Sage Kinvig (c. 1870–1962) was, at the time of her death, one of the last surviving native speakers of the Manx language.

She was born Sage J. Clarke in around 1870 at Garey Hollin in Ronague, in the parish of Arbory, Isle of Man, following in the line of three generations of her family who had been born and raised there. She married John Kinvig (c. 1860–1953), who was at times fisherman, mason and Common Lands Inspector. After initially training in Castletown to become a dressmaker, Sage Kinvig eventually came to dedicate her time to maintaining the croft and raising their family of ten children.
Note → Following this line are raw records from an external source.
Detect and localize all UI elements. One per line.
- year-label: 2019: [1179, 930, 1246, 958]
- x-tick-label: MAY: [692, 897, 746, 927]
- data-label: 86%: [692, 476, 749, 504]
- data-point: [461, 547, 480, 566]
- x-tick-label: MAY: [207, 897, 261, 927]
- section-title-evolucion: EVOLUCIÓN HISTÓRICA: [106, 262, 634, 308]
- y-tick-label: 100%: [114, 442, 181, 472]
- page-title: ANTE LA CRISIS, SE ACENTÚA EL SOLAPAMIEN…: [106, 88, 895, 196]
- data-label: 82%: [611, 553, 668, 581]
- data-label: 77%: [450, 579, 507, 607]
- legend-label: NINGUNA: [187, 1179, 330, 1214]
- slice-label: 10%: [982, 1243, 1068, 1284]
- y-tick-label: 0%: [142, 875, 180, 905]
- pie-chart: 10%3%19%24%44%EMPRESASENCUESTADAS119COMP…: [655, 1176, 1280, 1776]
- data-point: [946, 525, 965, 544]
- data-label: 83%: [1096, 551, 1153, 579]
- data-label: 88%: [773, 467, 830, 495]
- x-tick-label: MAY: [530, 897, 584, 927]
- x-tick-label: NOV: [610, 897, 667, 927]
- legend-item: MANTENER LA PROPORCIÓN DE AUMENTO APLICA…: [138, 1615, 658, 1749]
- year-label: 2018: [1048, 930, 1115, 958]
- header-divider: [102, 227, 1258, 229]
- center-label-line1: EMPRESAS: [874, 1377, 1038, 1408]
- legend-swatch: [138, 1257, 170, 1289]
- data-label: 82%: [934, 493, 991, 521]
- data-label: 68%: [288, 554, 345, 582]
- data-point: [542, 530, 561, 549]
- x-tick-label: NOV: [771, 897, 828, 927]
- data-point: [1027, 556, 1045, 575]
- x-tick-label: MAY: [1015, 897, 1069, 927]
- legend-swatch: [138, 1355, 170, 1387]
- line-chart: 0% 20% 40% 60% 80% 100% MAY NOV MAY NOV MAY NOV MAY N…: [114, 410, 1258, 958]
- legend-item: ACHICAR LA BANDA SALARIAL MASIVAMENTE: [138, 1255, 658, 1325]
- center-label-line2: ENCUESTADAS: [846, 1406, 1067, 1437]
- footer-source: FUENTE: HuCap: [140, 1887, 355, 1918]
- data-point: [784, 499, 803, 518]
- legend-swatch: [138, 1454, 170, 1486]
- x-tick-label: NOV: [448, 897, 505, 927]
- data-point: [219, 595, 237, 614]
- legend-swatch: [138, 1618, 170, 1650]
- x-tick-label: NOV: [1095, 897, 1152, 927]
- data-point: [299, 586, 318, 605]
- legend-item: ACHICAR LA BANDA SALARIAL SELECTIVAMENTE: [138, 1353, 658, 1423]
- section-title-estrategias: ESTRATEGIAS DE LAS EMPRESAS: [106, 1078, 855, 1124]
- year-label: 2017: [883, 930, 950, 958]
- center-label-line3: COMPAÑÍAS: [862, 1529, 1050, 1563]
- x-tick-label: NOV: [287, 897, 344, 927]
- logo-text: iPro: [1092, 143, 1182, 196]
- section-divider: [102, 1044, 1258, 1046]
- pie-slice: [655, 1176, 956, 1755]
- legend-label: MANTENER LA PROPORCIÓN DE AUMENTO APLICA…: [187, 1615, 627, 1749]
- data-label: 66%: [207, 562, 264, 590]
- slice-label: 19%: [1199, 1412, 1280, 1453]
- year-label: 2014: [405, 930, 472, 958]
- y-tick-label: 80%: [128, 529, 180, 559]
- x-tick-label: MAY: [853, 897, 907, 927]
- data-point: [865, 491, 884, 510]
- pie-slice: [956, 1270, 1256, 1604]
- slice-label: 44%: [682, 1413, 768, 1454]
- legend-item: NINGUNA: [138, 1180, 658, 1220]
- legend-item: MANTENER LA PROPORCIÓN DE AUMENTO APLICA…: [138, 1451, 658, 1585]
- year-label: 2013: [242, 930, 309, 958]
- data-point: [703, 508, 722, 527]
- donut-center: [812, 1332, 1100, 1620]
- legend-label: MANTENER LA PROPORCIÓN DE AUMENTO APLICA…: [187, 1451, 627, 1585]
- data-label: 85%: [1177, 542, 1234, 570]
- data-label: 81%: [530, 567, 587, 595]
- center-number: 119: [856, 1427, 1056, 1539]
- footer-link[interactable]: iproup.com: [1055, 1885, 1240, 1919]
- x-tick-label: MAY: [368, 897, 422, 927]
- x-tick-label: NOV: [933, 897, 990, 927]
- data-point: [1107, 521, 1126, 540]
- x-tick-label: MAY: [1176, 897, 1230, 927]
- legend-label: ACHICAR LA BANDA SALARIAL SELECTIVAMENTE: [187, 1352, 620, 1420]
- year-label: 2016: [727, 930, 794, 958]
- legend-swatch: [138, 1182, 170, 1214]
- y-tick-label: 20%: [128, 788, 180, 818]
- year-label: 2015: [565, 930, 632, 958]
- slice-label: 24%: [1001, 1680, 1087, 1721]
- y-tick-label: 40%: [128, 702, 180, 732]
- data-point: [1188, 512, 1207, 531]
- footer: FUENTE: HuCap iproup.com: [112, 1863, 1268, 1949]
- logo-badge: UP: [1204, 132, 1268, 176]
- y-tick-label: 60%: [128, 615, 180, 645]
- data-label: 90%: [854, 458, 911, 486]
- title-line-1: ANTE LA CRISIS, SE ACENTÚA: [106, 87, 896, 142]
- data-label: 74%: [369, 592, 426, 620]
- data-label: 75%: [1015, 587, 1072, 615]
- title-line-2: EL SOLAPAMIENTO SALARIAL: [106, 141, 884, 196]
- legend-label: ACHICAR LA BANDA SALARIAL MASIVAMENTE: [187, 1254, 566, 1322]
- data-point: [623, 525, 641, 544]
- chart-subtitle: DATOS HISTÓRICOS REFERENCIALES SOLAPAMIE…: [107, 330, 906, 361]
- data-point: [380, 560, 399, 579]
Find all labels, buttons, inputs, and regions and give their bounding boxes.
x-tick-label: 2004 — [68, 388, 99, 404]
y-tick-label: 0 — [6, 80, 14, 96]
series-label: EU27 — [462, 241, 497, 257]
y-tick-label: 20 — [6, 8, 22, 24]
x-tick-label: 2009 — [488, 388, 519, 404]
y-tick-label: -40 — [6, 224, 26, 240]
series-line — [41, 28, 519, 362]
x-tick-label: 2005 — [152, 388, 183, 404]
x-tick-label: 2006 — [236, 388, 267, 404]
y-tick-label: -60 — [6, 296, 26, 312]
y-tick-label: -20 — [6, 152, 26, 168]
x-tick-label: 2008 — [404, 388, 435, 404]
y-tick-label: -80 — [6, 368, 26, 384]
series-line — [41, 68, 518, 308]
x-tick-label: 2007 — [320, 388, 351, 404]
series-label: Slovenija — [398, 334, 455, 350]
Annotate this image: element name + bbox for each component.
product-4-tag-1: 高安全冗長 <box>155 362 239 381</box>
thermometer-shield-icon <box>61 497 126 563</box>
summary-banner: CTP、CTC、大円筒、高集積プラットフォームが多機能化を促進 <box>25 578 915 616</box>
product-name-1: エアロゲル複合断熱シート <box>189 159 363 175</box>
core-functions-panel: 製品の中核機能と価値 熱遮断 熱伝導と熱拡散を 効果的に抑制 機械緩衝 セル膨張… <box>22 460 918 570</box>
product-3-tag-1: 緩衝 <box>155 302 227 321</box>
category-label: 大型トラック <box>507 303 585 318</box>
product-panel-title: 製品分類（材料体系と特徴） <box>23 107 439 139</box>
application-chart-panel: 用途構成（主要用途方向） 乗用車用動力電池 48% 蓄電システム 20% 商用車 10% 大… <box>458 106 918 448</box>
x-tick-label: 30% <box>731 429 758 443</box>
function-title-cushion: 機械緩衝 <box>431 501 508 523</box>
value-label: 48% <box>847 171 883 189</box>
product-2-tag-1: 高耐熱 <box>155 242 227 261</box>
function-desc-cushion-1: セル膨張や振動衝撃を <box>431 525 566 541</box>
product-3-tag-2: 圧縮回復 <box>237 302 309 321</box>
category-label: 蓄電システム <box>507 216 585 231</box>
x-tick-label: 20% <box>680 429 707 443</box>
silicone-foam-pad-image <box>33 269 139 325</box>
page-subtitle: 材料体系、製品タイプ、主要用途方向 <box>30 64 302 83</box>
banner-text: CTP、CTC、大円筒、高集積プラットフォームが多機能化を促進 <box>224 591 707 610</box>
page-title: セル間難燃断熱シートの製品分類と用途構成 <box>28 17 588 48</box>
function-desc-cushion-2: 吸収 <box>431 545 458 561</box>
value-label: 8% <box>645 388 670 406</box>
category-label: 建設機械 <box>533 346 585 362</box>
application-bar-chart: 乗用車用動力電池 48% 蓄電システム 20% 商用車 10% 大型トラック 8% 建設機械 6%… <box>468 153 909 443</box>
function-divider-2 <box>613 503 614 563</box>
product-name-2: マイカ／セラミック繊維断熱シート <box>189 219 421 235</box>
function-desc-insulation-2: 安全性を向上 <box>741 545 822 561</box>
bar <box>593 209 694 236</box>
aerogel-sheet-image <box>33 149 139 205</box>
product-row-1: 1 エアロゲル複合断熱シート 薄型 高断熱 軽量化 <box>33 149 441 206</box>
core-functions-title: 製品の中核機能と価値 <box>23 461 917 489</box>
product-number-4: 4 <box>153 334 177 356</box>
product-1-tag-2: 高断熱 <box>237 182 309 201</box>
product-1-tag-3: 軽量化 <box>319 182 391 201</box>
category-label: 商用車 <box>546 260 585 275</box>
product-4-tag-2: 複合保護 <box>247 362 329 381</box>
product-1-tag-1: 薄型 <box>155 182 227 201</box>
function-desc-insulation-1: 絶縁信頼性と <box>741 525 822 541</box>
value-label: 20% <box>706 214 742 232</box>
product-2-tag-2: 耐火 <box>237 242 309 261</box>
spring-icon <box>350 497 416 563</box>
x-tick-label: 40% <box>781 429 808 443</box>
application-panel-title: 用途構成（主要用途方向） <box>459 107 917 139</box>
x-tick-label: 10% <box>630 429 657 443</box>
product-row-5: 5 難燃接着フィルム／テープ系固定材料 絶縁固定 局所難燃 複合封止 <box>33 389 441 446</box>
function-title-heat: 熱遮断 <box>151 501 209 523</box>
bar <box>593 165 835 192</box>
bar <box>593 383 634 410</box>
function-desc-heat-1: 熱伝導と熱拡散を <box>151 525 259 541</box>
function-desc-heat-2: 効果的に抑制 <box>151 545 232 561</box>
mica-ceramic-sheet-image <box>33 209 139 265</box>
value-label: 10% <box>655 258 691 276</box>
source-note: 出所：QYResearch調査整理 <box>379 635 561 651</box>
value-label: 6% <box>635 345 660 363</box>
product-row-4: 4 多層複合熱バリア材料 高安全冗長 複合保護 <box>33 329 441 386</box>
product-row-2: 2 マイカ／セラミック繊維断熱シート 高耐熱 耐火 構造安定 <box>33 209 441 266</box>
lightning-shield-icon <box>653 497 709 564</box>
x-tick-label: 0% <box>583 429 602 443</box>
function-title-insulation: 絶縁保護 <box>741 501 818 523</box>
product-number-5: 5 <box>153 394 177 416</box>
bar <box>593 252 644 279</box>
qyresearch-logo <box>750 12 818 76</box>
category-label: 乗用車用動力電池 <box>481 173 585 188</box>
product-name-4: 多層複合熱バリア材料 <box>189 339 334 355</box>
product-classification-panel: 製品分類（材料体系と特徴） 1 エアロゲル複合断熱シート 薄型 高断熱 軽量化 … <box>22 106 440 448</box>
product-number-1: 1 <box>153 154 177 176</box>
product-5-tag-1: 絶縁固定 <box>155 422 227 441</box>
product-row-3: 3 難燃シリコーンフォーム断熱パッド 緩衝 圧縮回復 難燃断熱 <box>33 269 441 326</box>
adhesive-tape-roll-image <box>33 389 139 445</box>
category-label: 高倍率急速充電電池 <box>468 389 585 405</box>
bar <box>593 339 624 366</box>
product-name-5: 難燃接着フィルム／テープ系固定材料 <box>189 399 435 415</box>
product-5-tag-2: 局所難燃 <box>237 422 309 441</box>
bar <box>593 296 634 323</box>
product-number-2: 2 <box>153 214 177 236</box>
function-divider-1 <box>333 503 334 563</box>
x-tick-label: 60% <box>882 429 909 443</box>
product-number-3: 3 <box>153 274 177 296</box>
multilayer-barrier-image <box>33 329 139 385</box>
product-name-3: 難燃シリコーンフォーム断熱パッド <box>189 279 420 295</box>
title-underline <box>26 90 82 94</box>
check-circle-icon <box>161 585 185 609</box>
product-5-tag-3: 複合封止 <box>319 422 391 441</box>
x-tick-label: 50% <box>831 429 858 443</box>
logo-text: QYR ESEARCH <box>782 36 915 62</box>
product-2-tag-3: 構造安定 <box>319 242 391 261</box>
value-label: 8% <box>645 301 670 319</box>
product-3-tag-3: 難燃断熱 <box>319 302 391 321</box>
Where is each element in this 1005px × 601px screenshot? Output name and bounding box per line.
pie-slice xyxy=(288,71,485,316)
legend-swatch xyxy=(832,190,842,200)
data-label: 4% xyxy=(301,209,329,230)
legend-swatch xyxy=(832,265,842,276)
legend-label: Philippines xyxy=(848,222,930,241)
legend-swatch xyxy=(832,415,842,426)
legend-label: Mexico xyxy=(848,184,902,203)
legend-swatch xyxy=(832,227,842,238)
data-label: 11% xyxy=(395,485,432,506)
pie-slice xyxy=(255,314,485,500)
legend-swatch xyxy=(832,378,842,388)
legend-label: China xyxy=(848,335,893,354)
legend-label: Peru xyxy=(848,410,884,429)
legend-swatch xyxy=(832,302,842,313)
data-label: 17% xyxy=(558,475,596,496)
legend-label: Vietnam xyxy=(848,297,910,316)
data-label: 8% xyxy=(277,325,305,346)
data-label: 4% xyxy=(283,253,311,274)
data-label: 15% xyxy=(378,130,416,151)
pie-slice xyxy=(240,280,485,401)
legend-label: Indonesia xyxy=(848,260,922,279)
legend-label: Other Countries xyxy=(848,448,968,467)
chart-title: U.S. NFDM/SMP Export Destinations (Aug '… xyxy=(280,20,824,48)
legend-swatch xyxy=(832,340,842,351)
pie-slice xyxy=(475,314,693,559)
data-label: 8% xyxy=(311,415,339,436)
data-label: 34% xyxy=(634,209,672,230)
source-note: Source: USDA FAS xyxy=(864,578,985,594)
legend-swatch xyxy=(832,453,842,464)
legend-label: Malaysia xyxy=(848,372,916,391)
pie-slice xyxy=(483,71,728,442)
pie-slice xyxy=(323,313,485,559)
Sage Kinvig and her husband were fluent native speakers of Manx, as was the norm for residents of Ronague in their youth. However, they witnessed the neglect of the language, and indeed took part in it, deciding not to teach the language to their children. At the time of her death in 1962, Sage Kinvig was believed to be one of only two living native Manx speakers, the other being Ned Maddrell, who died in 1974.

During her lifetime, she and others recognised her importance as a native Manx speaker. In April and May 1948, Kinvig was one of the Manx speakers recorded by the Irish Folklore Commission. This was instigated by Éamon de Valera, in order to preserve the speech of the remaining native speakers – a task neglected since it had been attempted by the Manx Language Society under the stewardship of Sophia Morrison in the 1900s and by Carl Marstrander in 1929–1933.

Together with her husband, Kinvig was an active participant in the revival of interest in Manx Gaelic in the 1950s and 1960s:

The Kinvigs were very conscious of the changes that had occurred in their lifetime and the threats these changes posed to the future of the Manx language. They were keen to encourage students of Manx Gaelic and many visited them to study pronunciation.

The Manx language has undergone a revival since her death, partly due to the support that Kinvig and others gave to younger learners of the language.